Mais dès la page suivante, le registre change : Serge Núñez Tolin ne déclare-t-il pas : « Je vais sur la brèche d’une phrase que je n’ai pas encore en vue » (p 9). Le poète dit alors sa confiance dans les mots pour décrire le réel, le scruter ou lui faire rendre l’âme. Et, partant de là, il s’interroge sur ce qu’il est : « De quel poids me pèse le je que je suis !» (p 18). Volonté de dépasser le je, de le retrouver dans un monde obscur : « Comme c’en est assez de soi ! » (p 20). Mais Serge Núñez Tolin s’interroge aussi sur le pouvoir de la poésie : « Le poème mis à nu, il n’en reste que le nerf » (p 28). Quel pouvoir a le langage ?
Des mots à chercher sous l’évidente absence de réponse (p 29)

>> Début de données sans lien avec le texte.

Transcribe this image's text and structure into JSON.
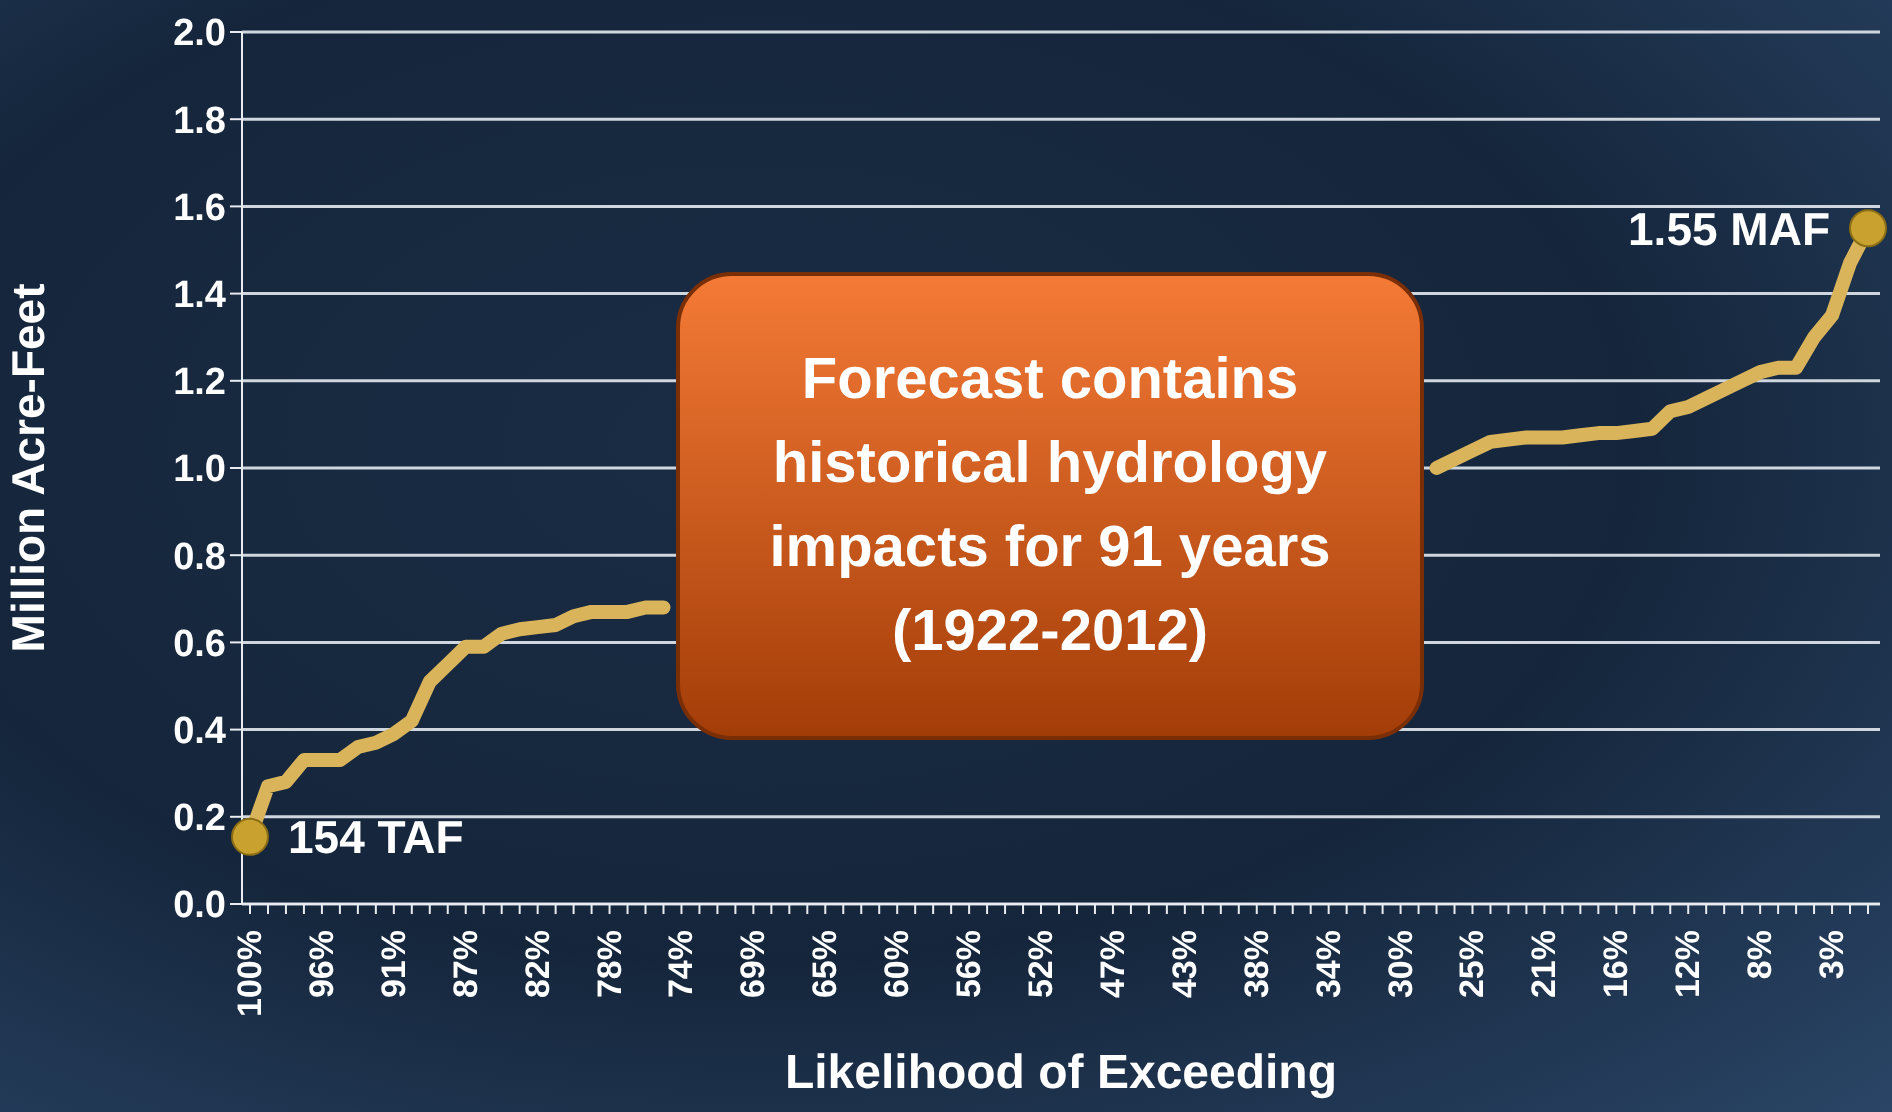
{
  "chart_data": {
    "type": "line",
    "xlabel": "Likelihood of Exceeding",
    "ylabel": "Million Acre-Feet",
    "categories": [
      "100%",
      null,
      null,
      null,
      "96%",
      null,
      null,
      null,
      "91%",
      null,
      null,
      null,
      "87%",
      null,
      null,
      null,
      "82%",
      null,
      null,
      null,
      "78%",
      null,
      null,
      null,
      "74%",
      null,
      null,
      null,
      "69%",
      null,
      null,
      null,
      "65%",
      null,
      null,
      null,
      "60%",
      null,
      null,
      null,
      "56%",
      null,
      null,
      null,
      "52%",
      null,
      null,
      null,
      "47%",
      null,
      null,
      null,
      "43%",
      null,
      null,
      null,
      "38%",
      null,
      null,
      null,
      "34%",
      null,
      null,
      null,
      "30%",
      null,
      null,
      null,
      "25%",
      null,
      null,
      null,
      "21%",
      null,
      null,
      null,
      "16%",
      null,
      null,
      null,
      "12%",
      null,
      null,
      null,
      "8%",
      null,
      null,
      null,
      "3%",
      null,
      null
    ],
    "series": [
      {
        "color": "#d9b45a",
        "values": [
          0.154,
          0.27,
          0.28,
          0.33,
          0.33,
          0.33,
          0.36,
          0.37,
          0.39,
          0.42,
          0.51,
          0.55,
          0.59,
          0.59,
          0.62,
          0.63,
          0.635,
          0.64,
          0.66,
          0.67,
          0.67,
          0.67,
          0.68,
          0.68,
          null,
          null,
          null,
          null,
          null,
          null,
          null,
          null,
          null,
          null,
          null,
          null,
          null,
          null,
          null,
          null,
          null,
          null,
          null,
          null,
          null,
          null,
          null,
          null,
          null,
          null,
          null,
          null,
          null,
          null,
          null,
          null,
          null,
          null,
          null,
          null,
          null,
          null,
          null,
          null,
          null,
          null,
          1.0,
          1.02,
          1.04,
          1.06,
          1.065,
          1.07,
          1.07,
          1.07,
          1.075,
          1.08,
          1.08,
          1.085,
          1.09,
          1.13,
          1.14,
          1.16,
          1.18,
          1.2,
          1.22,
          1.23,
          1.23,
          1.3,
          1.35,
          1.47,
          1.55
        ]
      }
    ],
    "ylim": [
      0,
      2
    ],
    "yticks": [
      {
        "value": 0,
        "label": "0.0"
      },
      0.2,
      0.4,
      0.6,
      0.8,
      {
        "value": 1,
        "label": "1.0"
      },
      1.2,
      1.4,
      1.6,
      1.8,
      {
        "value": 2,
        "label": "2.0"
      }
    ],
    "grid": "y",
    "marker": "none",
    "line_style": "solid",
    "legend": false,
    "annotations": [
      {
        "text": "154 TAF",
        "x": "100%",
        "y": 0.154
      },
      "1.55 MAF",
      "Forecast contains historical hydrology impacts for 91 years (1922-2012)"
    ]
  }
}
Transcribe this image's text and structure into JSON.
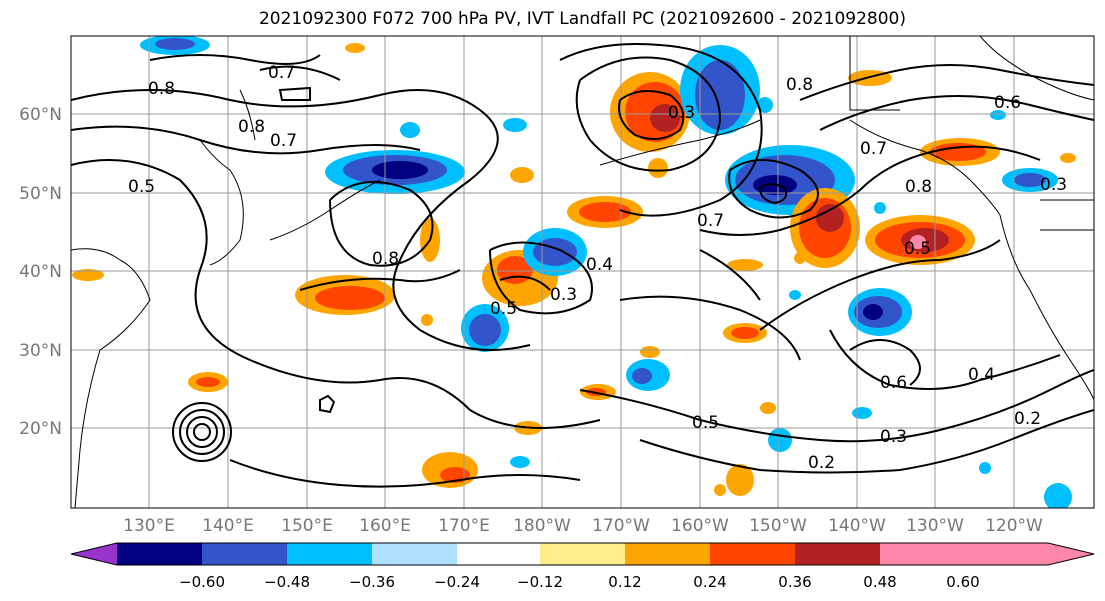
{
  "title": "2021092300 F072 700 hPa PV, IVT Landfall PC (2021092600 - 2021092800)",
  "lat_labels": [
    "60°N",
    "50°N",
    "40°N",
    "30°N",
    "20°N"
  ],
  "lon_labels": [
    "130°E",
    "140°E",
    "150°E",
    "160°E",
    "170°E",
    "180°W",
    "170°W",
    "160°W",
    "150°W",
    "140°W",
    "130°W",
    "120°W"
  ],
  "colorbar": {
    "colors": [
      "#9933cc",
      "#000080",
      "#3355cc",
      "#00bfff",
      "#b0e0ff",
      "#ffffff",
      "#ffec8a",
      "#ffa500",
      "#ff4500",
      "#b22222",
      "#ff88aa"
    ],
    "tick_labels": [
      "−0.60",
      "−0.48",
      "−0.36",
      "−0.24",
      "−0.12",
      "0.12",
      "0.24",
      "0.36",
      "0.48",
      "0.60"
    ]
  },
  "contour_labels": [
    "0.8",
    "0.7",
    "0.8",
    "0.7",
    "0.5",
    "0.8",
    "0.3",
    "0.4",
    "0.3",
    "0.5",
    "0.7",
    "0.8",
    "0.6",
    "0.7",
    "0.8",
    "0.5",
    "0.3",
    "0.6",
    "0.4",
    "0.5",
    "0.3",
    "0.2",
    "0.2"
  ]
}
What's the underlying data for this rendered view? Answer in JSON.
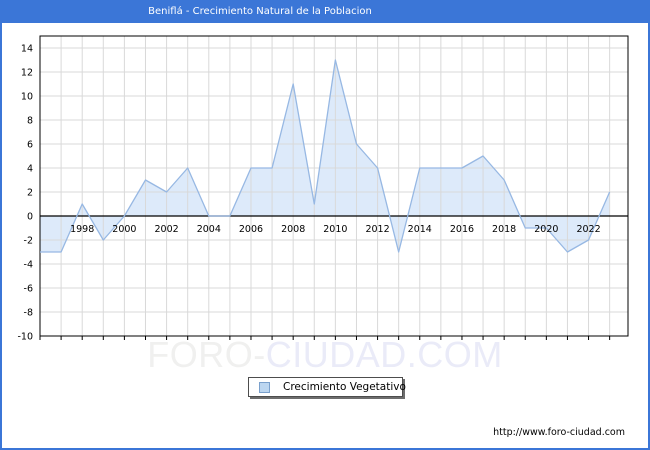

Car la réponse n’est jamais donnée. Se peut-il que « des mots qu’ils nous donnent forme ? » (p 39). Question à laquelle semble répondre Serge Núñez Tolin, :
Abîme de l’impossibilité à énoncer un sens (p 42)
Serge Núñez Tolin, La vie où vivre, Rougerie éditeur, 80 pages, 13 euros.
Dans les bonnes librairies ou sur commande chez l’éditeur www.editions-rougerie.fr
Le chapitre II est d’une tonalité plus grave puisqu’il s’ouvre sur des mots comme la mort, le néant, l’obscurité… : « La totalité de la mort est dans la vie » (p 46). Leçon de sagesse et de lucidité ! Mais le silence peut-il vraiment être plus que le silence, c’est là l’un des sortilèges de la poésie. La présence, c’est le quotidien auquel se raccrocher (p 52) mais revient vite le néant : « Mais le vide n’est-il pas toujours où nous sommes ? » (p 57). L’homme est sans doute condamné à cette contradiction : vivre est un combat contre l’ombre. Mais l’espoir n’est pas absent car « Il y a une épaule pour l’accolade / … / Une main pour la main » (p 62). Même la poésie témoigne qu’« il y a toujours des mots où aller » (p 63). Il faut « User des mots contre ce qui s’oppose à eux » (p 67). C’est qu’il y a « dans le silence une absence à écouter » (p 69). Encore faut-il « Confier aux mots nos présences brèves » (p 71), peut-être est-ce là la raison d’être du poème ?
C’est écrit dans une prose (qui ressemble à des versets), ce qui explique la composition en chapitres. Mais l’important ne réside pas là, c’est que « La vie où vivre » est une ode à la vie, malgré tout…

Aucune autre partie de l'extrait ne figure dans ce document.